La puissance de R.S. Thomas vient, au moins partiellement, de son originalité. Passant au crible la philosophie occidentale, il laisse de côté ce qui ne lui paraît plus pertinent ou défendable : 'Hume, qui s'est si souvent cogné la tête à une cause, au point de devenir insensible à sa présence', et 'Descartes... ses pensées comme époux en instance de divorce' (171). D'autres références l'éloignent des romantiques. 'Kierkegaard suggérait, Heidegger approuvait : le nominatif est Dieu, clairière dans la forêt de la pensée, où la vérité peut respirer...' Bien que contemporain d'écrivains comme Beckett et Eliot, il ne s'attarde guère sur le modernisme, avec son obsession pour l'individualisme. Quant au post-modernisme et tout son charabia, il le trouva probablement bien trop complaisant pour lui prêter une quelconque attention.

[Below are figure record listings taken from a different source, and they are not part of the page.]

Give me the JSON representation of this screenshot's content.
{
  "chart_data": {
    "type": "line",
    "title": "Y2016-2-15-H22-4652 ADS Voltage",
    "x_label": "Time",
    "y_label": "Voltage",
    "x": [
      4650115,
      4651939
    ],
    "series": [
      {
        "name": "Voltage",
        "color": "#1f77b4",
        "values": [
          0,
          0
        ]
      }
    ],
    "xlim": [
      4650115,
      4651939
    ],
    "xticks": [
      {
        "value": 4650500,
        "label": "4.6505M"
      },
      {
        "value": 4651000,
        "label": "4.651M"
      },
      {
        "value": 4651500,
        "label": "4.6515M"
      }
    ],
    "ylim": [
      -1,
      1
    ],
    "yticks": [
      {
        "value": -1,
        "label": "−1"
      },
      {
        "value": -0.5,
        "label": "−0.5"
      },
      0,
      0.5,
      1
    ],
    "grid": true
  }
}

C'est peut-être après tout la définition d'humaniste qui conviendrait le mieux à R.S. Thomas, même si l'on chercherait en vain dans l'oeuvre du poète une quête ou une expression d'allégeance à une quelconque orthodoxie. On y trouverait bien davantage une délectation pour le paradoxe : 'La fin est nulle part, le voyage est tout, quel meilleur moyen de s'y rendre qu'à genoux ?' (33). Le poète s'interroge sur d'autres questions, moins rhétoriques celles-là : 'Quel Dieu pourrait être fier de son jardin de fleurs mortes, cette caverne sous-marine qu'est l'humanité ?', se demande-t-il dans 'Gériatrie' (213). Et dans 'Sonate en X', reprenant la figure de la danse et du danseur de Yeats : 'Un air de musique existe-t-il quand les instruments sont silencieux ?' (207).
Confronté à l'oeuvre d'un pionnier, il faut cependant faire preuve d'une grande prudence et savoir résister à la forte tentation de généraliser et cataloguer. Dans deux poèmes tout de même, 'Hommage à Wallace Stevens' (266) et 'Hommage à Paul Klee' (279), R.S. reconnaît une dette spirituelle et artistique. Puis, sur un mode un tantinet léger, le poète nous parle de lui-même, de cette 'obsession du rien qui le distinguait de ses pairs' (35). En accord avec la réputation d'homme volontiers renfermé qui le poursuivit toute sa vie durant, R. S. réaffirme sa particularité dans 'Island' : 'Je pourrais toujours aller là-bas... et y vivre, prisonnier consentant de la mer dont nul ne s'évade, du pain et de l'eau de l'esprit' (283).